Reith was now angry with himself. Why had he paused? When the Pnumekin had halted Reith should have been upon him.

He looked up and down the corridor. No one in sight. He went on at a fast trot and after a hundred yards came abruptly upon the rim of a great shaft. Far below gleamed dim yellow lights and a motion of bulky objects which Reith could not identify.

Reith returned to the door through which the Pnumekin had disappeared. He paused, his mind racing with angry schemes. For a desperate wretch like himself any course of action was risky, but the sure way to disaster was inaction. Reith reached out and worked at the rock as he had seen the Pnumekin do. The door fell aside. Reith drew back, ready for anything. He looked into a chamber thirty feet in diameter: a conference room, or so Reith deduced from the round central table, the benches, the shelves and cabinets.

He stepped through the opening and the door closed behind him. He looked around the chamber. Light-grains powdered the ceiling; the walls had been meticulously chipped and ground to enhance the crystalline structure of the rock. To the right an arched corridor, plastered in white, led away; to the left were shelves, cabinets, a closet.

From the corridor came a dull staccato knocking, a sound which carried a message of urgency. Reith, already as taut as a burglar, looked around in a panic for a place to hide. He ran to the closet, slid the door ajar, pushed aside the black cloaks hanging from hooks, and squeezed within. The cloaks and the black hats at the back gave off a musty odor. Reith's stomach gave a jerk. He huddled back and slid the door shut. Putting his eye to a crack, he looked out into the room.

Time stood still. Reith's stomach began to jerk with tension. The Pnumekin monitor returned to the chamber, to stand as if in deep thought. The queer wide-brimmed hat shadowed his austere features, which, Reith noted, were almost classically regular. Reith thought of the other man-composites of Tschai, all more or less mutated toward their host-race: the Dirdirmen-sinister absurdities; the stupid and brutish Chaschmen; the venal overcivilized Wankhmen. The essential humanity of all these, except perhaps in the case of the Dirdirman Immaculates, remained intact. The Pnumekin, on the other hand, had undergone no perceptible physical evolvement, but their psyches had altered; they seemed as remote as specters.

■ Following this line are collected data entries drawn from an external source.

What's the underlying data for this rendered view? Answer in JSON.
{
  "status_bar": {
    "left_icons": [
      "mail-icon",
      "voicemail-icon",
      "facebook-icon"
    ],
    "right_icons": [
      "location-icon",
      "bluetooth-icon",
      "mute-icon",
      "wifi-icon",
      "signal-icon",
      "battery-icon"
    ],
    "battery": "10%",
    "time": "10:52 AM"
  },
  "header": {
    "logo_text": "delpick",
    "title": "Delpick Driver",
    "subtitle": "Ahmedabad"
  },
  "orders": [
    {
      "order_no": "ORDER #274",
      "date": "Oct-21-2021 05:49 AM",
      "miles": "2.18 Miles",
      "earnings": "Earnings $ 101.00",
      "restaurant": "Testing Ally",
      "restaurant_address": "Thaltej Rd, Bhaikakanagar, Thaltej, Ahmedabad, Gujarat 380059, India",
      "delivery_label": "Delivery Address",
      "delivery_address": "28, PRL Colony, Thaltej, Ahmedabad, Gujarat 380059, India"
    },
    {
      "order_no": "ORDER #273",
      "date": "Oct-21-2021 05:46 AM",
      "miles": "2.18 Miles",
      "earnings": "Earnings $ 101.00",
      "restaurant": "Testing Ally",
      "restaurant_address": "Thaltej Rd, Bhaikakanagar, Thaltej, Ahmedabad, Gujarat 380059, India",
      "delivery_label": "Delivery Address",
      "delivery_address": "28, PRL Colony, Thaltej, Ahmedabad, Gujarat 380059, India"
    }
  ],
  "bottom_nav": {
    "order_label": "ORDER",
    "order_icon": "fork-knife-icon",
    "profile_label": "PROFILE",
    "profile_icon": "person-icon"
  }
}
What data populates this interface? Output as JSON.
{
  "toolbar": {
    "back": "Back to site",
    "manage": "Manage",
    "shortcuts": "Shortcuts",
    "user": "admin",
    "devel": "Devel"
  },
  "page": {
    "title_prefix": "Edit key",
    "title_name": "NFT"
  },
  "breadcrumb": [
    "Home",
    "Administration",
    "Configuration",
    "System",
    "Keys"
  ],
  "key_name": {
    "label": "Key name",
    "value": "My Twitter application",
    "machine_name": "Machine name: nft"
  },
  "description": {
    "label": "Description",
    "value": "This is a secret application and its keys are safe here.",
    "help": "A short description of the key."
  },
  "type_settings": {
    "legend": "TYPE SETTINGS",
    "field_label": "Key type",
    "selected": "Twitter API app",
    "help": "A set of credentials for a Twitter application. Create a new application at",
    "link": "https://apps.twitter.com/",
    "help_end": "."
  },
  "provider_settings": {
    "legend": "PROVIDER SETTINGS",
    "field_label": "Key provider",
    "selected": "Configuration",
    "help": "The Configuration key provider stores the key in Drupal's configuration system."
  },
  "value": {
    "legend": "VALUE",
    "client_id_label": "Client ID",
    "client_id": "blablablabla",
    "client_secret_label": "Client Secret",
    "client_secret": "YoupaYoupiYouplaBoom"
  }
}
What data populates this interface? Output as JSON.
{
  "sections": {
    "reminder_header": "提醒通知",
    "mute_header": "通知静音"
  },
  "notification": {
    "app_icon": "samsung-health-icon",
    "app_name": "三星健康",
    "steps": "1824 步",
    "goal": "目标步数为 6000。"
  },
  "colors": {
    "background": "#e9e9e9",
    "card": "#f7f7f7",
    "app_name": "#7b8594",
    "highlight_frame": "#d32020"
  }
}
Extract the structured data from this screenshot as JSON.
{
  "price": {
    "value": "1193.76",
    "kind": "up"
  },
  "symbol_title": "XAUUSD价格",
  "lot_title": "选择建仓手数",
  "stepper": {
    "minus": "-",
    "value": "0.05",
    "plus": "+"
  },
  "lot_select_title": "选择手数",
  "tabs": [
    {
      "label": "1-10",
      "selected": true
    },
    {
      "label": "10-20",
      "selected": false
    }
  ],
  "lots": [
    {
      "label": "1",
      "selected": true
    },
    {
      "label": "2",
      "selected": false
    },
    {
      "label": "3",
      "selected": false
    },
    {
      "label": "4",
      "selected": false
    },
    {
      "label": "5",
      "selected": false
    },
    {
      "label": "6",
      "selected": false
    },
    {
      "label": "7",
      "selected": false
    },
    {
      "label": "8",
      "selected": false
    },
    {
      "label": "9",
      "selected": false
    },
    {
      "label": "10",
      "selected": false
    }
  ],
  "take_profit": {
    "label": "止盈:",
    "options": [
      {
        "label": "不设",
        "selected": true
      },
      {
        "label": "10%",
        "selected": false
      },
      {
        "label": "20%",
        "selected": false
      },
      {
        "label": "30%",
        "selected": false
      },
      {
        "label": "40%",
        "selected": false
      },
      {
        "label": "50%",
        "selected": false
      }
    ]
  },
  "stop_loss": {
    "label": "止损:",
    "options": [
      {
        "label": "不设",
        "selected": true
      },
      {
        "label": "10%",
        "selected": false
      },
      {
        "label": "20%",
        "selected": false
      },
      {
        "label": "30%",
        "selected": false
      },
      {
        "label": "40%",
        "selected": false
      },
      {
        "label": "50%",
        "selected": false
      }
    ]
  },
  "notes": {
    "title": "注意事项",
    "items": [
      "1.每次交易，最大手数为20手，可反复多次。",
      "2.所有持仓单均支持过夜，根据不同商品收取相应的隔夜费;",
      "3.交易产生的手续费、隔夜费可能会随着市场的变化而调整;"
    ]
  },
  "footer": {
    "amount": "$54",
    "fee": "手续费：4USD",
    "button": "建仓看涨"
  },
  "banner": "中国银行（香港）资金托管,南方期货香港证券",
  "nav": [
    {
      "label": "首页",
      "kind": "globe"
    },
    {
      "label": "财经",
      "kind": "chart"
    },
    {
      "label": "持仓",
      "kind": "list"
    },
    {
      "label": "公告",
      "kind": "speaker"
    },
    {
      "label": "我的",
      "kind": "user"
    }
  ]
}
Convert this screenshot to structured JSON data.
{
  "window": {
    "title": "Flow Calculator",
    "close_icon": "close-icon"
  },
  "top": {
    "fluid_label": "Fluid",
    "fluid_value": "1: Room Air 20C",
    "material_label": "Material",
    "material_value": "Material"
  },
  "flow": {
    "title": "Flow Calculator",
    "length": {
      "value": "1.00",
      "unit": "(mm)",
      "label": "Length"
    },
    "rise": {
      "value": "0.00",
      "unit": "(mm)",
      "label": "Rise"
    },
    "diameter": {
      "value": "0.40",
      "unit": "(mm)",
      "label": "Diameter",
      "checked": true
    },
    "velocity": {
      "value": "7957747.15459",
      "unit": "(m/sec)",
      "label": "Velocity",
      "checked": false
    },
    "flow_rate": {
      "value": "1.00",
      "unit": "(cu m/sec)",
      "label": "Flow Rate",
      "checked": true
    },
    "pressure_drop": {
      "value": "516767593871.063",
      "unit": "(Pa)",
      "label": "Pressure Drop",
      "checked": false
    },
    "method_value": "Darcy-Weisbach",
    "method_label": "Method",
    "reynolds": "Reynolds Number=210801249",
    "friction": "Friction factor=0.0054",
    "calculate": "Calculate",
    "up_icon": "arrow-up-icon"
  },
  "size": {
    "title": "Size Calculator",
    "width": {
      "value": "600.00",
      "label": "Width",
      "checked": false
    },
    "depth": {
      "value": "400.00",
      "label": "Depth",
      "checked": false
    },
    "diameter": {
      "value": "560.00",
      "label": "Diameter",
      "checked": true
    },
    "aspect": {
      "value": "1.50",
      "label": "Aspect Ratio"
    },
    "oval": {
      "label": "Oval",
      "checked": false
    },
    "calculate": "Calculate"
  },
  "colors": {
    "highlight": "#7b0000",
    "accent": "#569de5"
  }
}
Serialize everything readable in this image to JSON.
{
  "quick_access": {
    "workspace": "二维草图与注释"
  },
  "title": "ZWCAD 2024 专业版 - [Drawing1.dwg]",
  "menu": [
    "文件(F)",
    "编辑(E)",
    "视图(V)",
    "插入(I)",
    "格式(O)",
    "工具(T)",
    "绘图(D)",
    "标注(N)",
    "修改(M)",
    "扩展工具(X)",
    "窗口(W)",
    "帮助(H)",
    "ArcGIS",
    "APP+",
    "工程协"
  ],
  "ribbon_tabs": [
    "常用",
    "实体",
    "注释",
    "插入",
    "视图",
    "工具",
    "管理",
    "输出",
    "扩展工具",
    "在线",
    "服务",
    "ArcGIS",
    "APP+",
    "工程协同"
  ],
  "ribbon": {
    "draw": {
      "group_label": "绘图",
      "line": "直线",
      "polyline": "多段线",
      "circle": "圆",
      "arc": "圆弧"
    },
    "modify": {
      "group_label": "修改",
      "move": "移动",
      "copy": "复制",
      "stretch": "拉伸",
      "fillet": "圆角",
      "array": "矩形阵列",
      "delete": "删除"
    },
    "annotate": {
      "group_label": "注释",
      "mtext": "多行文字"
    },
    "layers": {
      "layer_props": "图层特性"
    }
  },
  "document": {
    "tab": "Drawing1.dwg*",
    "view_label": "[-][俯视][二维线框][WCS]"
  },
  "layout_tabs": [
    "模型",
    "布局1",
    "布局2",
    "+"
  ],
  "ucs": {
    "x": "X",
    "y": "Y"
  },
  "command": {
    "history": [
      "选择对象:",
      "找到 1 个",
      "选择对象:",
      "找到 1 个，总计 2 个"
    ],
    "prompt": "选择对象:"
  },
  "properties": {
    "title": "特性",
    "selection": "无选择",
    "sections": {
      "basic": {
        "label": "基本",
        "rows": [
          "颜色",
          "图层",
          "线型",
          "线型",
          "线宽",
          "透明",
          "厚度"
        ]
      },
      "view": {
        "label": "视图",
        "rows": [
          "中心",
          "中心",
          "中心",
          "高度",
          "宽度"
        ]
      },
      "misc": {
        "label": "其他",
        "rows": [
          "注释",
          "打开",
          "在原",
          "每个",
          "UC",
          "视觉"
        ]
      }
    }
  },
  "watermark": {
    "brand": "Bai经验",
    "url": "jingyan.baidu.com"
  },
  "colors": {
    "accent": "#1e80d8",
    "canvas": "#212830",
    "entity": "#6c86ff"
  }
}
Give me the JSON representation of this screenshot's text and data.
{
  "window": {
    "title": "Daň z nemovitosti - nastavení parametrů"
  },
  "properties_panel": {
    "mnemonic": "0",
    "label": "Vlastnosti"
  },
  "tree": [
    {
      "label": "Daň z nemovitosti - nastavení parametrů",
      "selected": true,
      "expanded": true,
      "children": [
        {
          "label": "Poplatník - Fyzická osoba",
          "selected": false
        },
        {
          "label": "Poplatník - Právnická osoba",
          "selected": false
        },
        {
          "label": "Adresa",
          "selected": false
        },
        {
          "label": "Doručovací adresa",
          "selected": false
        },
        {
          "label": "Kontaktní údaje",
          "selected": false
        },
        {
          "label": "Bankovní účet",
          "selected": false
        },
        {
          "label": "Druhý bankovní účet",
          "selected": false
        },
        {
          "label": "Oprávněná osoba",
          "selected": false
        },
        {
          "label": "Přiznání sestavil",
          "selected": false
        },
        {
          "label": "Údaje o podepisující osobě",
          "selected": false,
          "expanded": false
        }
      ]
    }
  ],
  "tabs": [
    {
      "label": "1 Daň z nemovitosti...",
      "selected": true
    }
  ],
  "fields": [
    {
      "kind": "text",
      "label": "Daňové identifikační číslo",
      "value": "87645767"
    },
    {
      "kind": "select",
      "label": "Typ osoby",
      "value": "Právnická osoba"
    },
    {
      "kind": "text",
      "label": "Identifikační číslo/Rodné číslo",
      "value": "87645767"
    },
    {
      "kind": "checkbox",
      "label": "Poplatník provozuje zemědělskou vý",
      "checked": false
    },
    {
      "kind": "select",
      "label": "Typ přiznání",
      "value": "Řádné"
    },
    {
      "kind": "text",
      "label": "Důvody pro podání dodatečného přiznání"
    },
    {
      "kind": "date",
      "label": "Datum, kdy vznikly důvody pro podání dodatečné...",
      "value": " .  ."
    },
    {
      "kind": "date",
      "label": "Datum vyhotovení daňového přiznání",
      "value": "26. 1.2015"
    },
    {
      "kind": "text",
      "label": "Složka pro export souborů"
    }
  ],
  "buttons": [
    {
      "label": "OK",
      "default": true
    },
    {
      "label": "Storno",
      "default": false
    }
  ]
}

The creature across the room-Reith could not think of him as a man, stood quiet without a twitch to his features, just inconveniently too distant for a lurch and a lunge out of the closet.

Reith began to feel cramped. He shifted his position, producing a small sound.

In a cold sweat he pressed his eye to the crack. The Pnumekin stood absorbed in reverie. Reith willed him to approach, urged him closer, closer, closer ... A

thought came to disturb him: suppose the creature refused to heed a threat against his life? Perhaps it lacked the ability to feel fear ... The portal swung ajar; another Pnumekin entered: one of the passage-tenders. The two looked aside, ignoring each other. The newcomer spoke in a soft voice, as if musing aloud: "The delivery cannot be found. The passage and shaft have been scrutinized."